En el valle del Marne, en Epernay, Champagne-Ardennes, se encuentra la abadía benedictina de Hautvillers que se hizo célebre por conservar los restos de Santa Elena, madre del emperador romano Constantino.
Formaba parte de la congregación el monje Dom Pierre Pérignon (1638-1715) que desempeñó la función de abad desde 1668 hasta su muerte en 1715. Pérignon seleccionó las mejores parcelas, perfeccionó los métodos de trabajo y mejoró la técnica que ya existía de la época romana. Escribió las reglas para producir vino: «El arte de tratar bien la viña y el vino de Champagne», que publicó en 1718 el canónigo Godinot.
El problema al que se enfrentó Pérignon fue cómo conservar las burbujas del vino para poder comercializarlo. Las botellas eran de cristal fino y de baja calidad por lo que estallaban con facilidad a causa de la alta presión; los tapones eran tacos de madera cubiertos de esparto aceitado por lo que era imposible evitar que el gas se escapase.

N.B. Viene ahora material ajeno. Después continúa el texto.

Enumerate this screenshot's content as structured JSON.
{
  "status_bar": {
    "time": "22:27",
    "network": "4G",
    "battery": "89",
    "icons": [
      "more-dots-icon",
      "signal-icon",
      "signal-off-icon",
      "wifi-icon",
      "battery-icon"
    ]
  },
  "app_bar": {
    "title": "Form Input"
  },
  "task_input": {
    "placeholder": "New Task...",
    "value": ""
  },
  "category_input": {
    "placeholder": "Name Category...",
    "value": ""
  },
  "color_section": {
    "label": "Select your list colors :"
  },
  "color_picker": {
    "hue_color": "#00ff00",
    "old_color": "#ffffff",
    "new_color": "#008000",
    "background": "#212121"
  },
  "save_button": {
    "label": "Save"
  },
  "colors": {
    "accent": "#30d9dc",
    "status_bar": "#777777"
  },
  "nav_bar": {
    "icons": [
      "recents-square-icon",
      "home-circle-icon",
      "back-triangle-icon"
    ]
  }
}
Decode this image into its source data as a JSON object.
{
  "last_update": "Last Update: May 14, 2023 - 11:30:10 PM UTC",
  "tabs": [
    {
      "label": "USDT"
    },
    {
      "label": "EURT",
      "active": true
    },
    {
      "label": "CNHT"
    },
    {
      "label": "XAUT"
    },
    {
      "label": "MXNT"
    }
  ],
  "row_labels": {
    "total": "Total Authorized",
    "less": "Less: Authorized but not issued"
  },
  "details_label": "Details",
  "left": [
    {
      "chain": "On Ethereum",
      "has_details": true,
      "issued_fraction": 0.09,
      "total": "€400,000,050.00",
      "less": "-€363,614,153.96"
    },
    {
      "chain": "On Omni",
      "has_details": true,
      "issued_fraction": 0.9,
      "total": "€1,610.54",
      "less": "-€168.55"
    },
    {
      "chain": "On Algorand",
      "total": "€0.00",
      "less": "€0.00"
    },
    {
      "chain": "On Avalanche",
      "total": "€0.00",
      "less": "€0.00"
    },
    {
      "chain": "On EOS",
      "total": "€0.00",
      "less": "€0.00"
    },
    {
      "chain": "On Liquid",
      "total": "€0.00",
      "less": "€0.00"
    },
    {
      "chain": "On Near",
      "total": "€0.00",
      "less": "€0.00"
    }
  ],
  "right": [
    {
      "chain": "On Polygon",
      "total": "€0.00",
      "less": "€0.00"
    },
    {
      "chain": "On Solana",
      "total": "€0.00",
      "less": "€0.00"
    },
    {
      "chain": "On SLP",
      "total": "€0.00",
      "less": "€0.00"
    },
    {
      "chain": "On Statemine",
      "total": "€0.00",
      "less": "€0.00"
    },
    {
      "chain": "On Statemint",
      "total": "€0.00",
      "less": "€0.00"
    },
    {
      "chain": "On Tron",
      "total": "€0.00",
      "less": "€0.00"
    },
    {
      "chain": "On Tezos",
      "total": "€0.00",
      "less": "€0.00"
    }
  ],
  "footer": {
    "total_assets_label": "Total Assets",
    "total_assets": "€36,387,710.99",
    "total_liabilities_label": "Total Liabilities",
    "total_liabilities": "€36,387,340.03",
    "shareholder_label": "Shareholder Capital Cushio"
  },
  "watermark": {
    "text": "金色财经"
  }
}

Tras años de pruebas encontró un vidrio inglés que le sirvió, al ser más grueso adquiría el tono verdoso; y descubrió el tapón de corcho gracias a los peregrinos españoles que tapaban sus cantimploras con ellos. El tapón de corcho, una vez hervido y aún caliente, se introducía en el cuello de la botella, se sujetaba con alambres y, cuando se enfriaba, recuperaba su volumen y sellaba la botella.
El problema de los posos no se resolvió hasta que la viuda de Clicquot inventó un «pupitre» para colocar las botellas hacia abajo para que los posos quedaran en el corcho, se cambiaba el corcho y listo.
En la época de Luis XIV, que nació y murió en los mismos años que el monje, este vino gozó de una gran aceptación y se pedía como el vino del padre Pérignon.